What is the affine ring of $\mathbb{P}^1_K - P$ where $P$ is a closed but possibly non-$K$-rational point.

Question

Let $K$ be a field, and let $P\in\mathbb{P}^1_K$ be a closed point. If $P$ is a $K$-rational point, then $\mathbb{P}^1_K - P = \text{Spec }K[x]$.

In general I believe $\mathbb{P}^1_K - P$ is still affine. How can we describe its affine ring?

Answer 1

I claim that $P=(F)$ for an irreducible homogeneous polynomial $F\in K[x,y]$, and that therefore $\Bbb{P}^1_K-P=D_+(F)$ is in fact a distinguished open affine.

To see this, consider the affine cones involved. The affine cone of $\Bbb{P}^1_K$ is just $\Bbb{A}^2_K$, and the affine cone of $P$ will have codimension 1 in $\Bbb{A}^2$, and is therefore an irreducible hypersurface. Thus to show that the ideal of $P$ is generated by a single homogeneous element, it suffices to show that irreducible hypersurfaces in $\Bbb{A}^2$ are cut out by a single element.

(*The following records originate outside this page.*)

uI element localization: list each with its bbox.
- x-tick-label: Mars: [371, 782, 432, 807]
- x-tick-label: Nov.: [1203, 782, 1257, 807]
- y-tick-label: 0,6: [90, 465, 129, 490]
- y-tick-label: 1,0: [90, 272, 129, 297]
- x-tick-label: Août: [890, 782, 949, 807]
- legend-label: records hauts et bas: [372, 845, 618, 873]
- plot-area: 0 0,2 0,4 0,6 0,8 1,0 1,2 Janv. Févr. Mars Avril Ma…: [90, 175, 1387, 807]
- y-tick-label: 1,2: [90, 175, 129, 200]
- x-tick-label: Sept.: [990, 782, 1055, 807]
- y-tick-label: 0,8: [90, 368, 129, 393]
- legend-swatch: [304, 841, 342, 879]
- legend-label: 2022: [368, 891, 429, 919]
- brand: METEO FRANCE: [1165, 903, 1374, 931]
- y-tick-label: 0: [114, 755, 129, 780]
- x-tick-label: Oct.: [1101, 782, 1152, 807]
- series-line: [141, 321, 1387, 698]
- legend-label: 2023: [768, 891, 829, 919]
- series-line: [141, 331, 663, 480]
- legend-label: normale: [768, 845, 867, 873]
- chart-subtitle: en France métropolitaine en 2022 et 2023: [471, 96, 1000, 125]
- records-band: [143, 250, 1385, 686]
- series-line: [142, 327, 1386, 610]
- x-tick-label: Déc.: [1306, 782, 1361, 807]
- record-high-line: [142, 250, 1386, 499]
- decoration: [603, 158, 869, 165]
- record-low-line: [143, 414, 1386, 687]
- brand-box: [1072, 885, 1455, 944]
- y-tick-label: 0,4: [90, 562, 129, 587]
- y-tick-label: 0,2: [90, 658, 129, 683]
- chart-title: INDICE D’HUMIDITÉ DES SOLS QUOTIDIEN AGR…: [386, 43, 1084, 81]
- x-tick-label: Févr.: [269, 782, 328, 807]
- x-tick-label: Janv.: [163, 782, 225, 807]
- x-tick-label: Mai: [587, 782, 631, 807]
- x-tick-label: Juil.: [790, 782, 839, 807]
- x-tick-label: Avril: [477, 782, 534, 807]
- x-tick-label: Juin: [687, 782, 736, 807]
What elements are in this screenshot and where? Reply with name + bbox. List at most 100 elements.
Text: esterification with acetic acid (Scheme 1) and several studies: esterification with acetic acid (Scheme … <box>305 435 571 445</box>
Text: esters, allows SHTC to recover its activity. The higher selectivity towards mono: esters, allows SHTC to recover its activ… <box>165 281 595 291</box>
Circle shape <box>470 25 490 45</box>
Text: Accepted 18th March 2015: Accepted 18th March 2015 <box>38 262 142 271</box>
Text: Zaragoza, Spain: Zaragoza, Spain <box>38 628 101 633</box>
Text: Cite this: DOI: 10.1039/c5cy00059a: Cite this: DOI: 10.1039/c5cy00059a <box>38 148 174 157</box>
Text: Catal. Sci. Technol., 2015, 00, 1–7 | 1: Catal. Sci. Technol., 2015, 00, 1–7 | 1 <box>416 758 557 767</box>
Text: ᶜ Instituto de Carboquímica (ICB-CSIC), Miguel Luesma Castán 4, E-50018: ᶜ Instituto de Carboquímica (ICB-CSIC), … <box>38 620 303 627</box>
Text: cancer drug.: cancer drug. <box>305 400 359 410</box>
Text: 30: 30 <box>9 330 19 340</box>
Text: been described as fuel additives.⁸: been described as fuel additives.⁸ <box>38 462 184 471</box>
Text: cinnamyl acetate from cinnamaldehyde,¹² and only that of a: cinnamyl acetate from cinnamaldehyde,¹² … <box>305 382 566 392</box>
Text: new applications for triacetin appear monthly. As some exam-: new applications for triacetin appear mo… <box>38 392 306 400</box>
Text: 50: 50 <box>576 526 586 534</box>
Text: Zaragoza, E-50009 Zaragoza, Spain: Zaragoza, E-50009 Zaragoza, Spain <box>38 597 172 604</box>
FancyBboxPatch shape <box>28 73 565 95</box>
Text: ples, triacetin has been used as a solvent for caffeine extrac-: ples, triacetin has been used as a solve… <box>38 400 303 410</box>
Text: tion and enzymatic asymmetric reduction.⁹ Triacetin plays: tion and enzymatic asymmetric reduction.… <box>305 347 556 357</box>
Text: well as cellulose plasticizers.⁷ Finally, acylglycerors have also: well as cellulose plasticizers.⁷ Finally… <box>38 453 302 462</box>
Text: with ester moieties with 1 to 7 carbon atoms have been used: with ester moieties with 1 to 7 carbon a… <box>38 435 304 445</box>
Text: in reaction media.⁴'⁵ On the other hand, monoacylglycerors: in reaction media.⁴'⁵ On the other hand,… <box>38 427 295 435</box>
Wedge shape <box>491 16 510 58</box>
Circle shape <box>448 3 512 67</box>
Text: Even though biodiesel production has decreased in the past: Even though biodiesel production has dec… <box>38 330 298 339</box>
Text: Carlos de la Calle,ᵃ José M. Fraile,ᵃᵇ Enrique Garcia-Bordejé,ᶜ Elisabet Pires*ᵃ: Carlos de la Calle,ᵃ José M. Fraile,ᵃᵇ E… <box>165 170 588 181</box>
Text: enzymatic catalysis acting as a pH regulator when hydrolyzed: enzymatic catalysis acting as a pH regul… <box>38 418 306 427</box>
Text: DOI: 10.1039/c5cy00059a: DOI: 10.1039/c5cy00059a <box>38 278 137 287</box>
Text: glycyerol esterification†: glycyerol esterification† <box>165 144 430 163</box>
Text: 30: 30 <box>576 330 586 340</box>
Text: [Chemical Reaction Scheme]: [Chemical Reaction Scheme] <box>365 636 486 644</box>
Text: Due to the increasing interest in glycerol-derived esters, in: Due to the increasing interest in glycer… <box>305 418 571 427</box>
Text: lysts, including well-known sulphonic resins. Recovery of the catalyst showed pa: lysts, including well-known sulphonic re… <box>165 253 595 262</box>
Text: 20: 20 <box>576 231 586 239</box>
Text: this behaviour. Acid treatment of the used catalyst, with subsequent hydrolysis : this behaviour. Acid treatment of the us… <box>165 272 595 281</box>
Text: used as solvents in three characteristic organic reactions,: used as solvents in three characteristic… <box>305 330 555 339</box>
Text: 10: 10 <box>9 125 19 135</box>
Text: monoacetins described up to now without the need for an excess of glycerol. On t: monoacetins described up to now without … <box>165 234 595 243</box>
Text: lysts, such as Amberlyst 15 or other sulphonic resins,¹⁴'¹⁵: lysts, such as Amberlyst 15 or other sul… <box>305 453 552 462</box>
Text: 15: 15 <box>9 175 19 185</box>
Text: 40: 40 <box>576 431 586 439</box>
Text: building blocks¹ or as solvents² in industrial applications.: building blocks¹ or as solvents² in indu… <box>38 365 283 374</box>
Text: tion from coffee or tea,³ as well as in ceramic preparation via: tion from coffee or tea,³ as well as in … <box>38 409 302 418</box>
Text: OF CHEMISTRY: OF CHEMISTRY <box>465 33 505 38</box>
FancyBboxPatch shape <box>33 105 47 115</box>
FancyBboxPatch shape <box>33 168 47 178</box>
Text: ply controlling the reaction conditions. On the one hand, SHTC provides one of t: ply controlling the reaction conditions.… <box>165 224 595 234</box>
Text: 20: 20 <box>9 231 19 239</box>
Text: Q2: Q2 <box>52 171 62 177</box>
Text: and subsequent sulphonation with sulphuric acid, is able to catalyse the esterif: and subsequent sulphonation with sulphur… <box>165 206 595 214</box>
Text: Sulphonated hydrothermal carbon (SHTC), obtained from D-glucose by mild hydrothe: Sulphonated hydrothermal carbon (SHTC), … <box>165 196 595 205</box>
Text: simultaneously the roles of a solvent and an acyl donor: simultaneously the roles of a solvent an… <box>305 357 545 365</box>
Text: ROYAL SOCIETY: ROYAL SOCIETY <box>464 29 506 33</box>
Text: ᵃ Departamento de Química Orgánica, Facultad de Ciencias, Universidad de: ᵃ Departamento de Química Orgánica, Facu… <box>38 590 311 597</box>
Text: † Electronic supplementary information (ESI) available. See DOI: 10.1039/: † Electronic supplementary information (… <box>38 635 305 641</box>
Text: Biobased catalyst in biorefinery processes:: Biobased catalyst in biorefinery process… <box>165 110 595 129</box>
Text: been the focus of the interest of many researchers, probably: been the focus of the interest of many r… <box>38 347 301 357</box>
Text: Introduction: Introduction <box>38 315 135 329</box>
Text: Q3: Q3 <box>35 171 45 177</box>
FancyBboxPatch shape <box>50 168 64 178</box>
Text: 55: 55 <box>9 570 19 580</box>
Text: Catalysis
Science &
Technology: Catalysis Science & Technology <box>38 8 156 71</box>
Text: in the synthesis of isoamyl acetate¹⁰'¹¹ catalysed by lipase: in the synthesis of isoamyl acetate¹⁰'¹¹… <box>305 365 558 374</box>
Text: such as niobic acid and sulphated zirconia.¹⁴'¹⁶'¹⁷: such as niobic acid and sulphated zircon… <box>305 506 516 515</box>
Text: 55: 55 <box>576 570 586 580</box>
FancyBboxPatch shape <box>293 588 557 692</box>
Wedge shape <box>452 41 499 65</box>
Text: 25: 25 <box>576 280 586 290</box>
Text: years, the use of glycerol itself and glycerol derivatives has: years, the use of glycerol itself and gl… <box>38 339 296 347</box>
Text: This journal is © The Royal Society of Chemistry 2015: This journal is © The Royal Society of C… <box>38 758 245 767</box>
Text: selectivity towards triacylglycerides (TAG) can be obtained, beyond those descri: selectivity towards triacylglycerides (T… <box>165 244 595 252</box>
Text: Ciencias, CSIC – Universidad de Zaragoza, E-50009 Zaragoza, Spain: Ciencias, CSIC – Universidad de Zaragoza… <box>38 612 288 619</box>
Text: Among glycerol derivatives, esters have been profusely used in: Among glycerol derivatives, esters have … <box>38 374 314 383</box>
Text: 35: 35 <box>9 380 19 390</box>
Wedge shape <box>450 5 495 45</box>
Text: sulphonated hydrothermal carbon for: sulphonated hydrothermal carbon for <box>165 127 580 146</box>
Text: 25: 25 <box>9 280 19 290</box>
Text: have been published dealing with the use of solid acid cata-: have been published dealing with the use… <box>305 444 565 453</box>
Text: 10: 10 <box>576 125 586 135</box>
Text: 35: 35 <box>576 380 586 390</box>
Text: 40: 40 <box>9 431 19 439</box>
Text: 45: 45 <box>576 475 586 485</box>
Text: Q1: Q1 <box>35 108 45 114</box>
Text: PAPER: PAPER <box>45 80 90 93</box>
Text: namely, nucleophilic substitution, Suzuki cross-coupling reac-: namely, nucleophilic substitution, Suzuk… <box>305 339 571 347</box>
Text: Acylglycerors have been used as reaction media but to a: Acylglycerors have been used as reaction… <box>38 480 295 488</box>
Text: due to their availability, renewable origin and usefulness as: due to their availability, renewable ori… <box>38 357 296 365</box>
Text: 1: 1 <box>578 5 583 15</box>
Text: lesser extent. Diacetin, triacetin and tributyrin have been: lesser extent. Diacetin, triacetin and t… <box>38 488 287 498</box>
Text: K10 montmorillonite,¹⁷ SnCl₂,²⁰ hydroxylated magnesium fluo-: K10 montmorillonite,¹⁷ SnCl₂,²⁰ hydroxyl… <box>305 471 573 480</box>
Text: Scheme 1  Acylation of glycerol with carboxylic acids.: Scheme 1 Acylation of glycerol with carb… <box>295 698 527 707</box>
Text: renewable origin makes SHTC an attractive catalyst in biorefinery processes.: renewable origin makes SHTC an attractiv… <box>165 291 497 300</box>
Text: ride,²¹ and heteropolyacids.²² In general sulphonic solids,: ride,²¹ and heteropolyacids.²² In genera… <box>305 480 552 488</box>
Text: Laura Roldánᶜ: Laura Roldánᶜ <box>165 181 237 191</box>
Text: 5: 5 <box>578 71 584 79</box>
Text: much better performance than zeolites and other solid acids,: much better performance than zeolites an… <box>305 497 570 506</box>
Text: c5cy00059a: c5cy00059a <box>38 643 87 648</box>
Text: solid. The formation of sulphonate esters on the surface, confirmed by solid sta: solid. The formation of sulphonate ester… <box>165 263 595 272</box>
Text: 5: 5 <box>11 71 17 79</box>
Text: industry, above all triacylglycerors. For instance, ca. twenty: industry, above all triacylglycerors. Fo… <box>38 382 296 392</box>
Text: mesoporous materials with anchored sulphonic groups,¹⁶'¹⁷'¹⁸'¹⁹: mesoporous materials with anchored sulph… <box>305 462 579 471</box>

Consider the ideal $(f,g)\subseteq K[x,y]$, with $f\nmid g$ and $g\nmid f$. If $\gcd(f,g)\ne 1$, then there is an irreducible $\pi$ with $\pi \mid f$ and $\pi \mid g$, and then we have that $(f,g)\subseteq (\pi)$, however $\pi$ cuts out an irreducible hypersurface, as does $(f,g)$, so we have in fact that $(f,g)=(\pi)$. On the other hand, if $\gcd(f,g)=1$, then working in $K(x)[y]$, we have that $Af+Bg=1$ for $A,B\in K(x)[y]$, or $af+bg=p(x)$, with $a,b\in K[x,y]$ and $p\in K[x]$ by clearing denominators. Similarly, there is $a',b'\in K[x,y]$ and $q\in K[y]$ with $a'f+b'g=q(y)$. Then we have that $(K[x]/(p))[y]/(q)$ is finite dimensional over $K$, and $(p(x),q(y))\subseteq (f,g)$, so $K[x,y]/(f,g)$ is finite dimensional over $K$, hence Artinian, and hence $\operatorname{Spec} K[x,y]/(f,g)$ is $0$ dimensional, contradicting our assumption that $(f,g)$ cut out an irreducible hypersurface. Thus all irreducible hypersurfaces in $\Bbb{A}^2_K$ are cut out by a single irreducible polynomial.

As a result, this implies that the affine cone of $P$ in $\Bbb{A}^2(K)$ is cut out by a single homogeneous polynomial, $F$, and $\Bbb{P}^1_K-P=D_+(F) = \operatorname{Spec} ((K[x,y]_F)_0)$